If you have thyroid issues, I could see running T3 on a bulk, but why would you otherwise, if you have healthy levels of thyroid hormones? I don't see any benefit to this, and if anything running it higher than normal levels, will hinder your results. It's like the more you use, the smaller version of yourself you will be.
I don't even think it is that good for cutting, unless you just out right decided you wanted to be smaller overall.
If you have thyroid issues, I could see running T3 on a bulk, but why would you otherwise, if you have healthy levels of thyroid hormones? I don't see any benefit to this, and if anything running it higher than normal levels, will hinder your results. It's like the more you use, the smaller version of yourself you will be.

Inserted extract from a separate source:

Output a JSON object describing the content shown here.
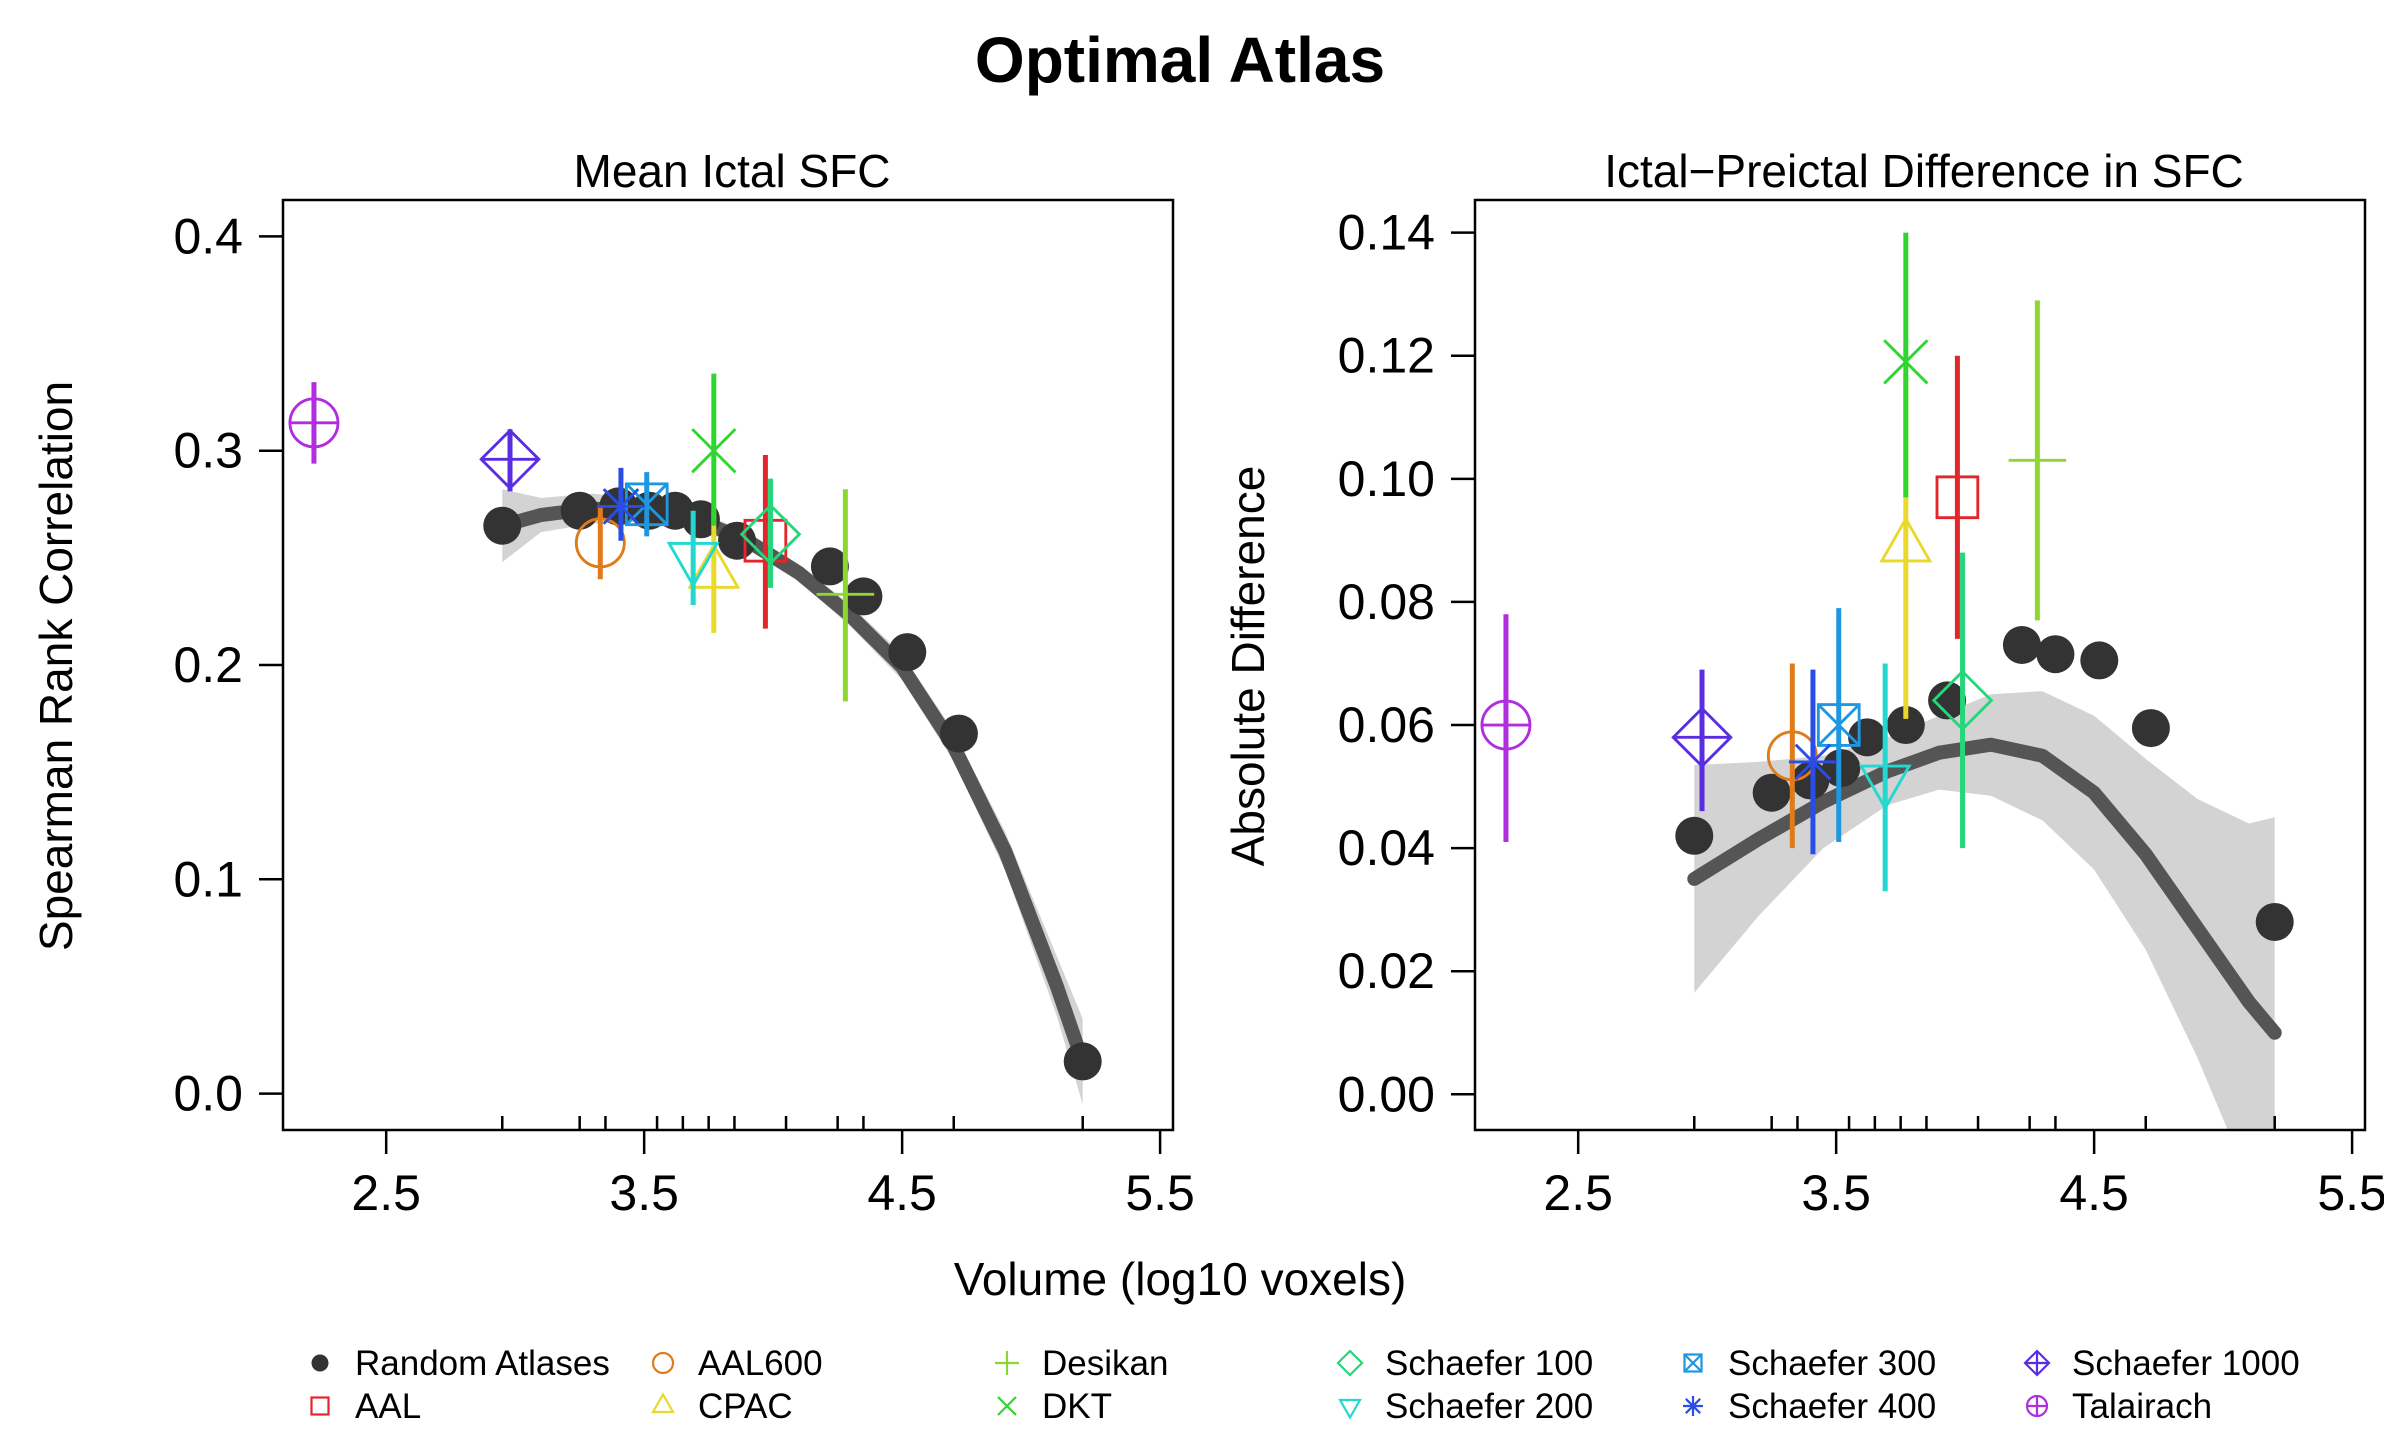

I don't even think it is that good for cutting, unless you just out right decided you wanted to be smaller overall.
ripped muscle off me and made me look catabolic as fuck!!!! Fuck T-3
Honestly I just wanted to run DNP and knock some weight off quick, but I can't find it. That's why I started looking at GW and T3. GH is a bit too pricey for me now. I know the "genetic freaks" can eat a great surplus and gain almost all muscle. We must discover their biochemical formula. Lol. Anyone have a lead on dnp? PM me. Otherwise I will be the next GW guinea pig.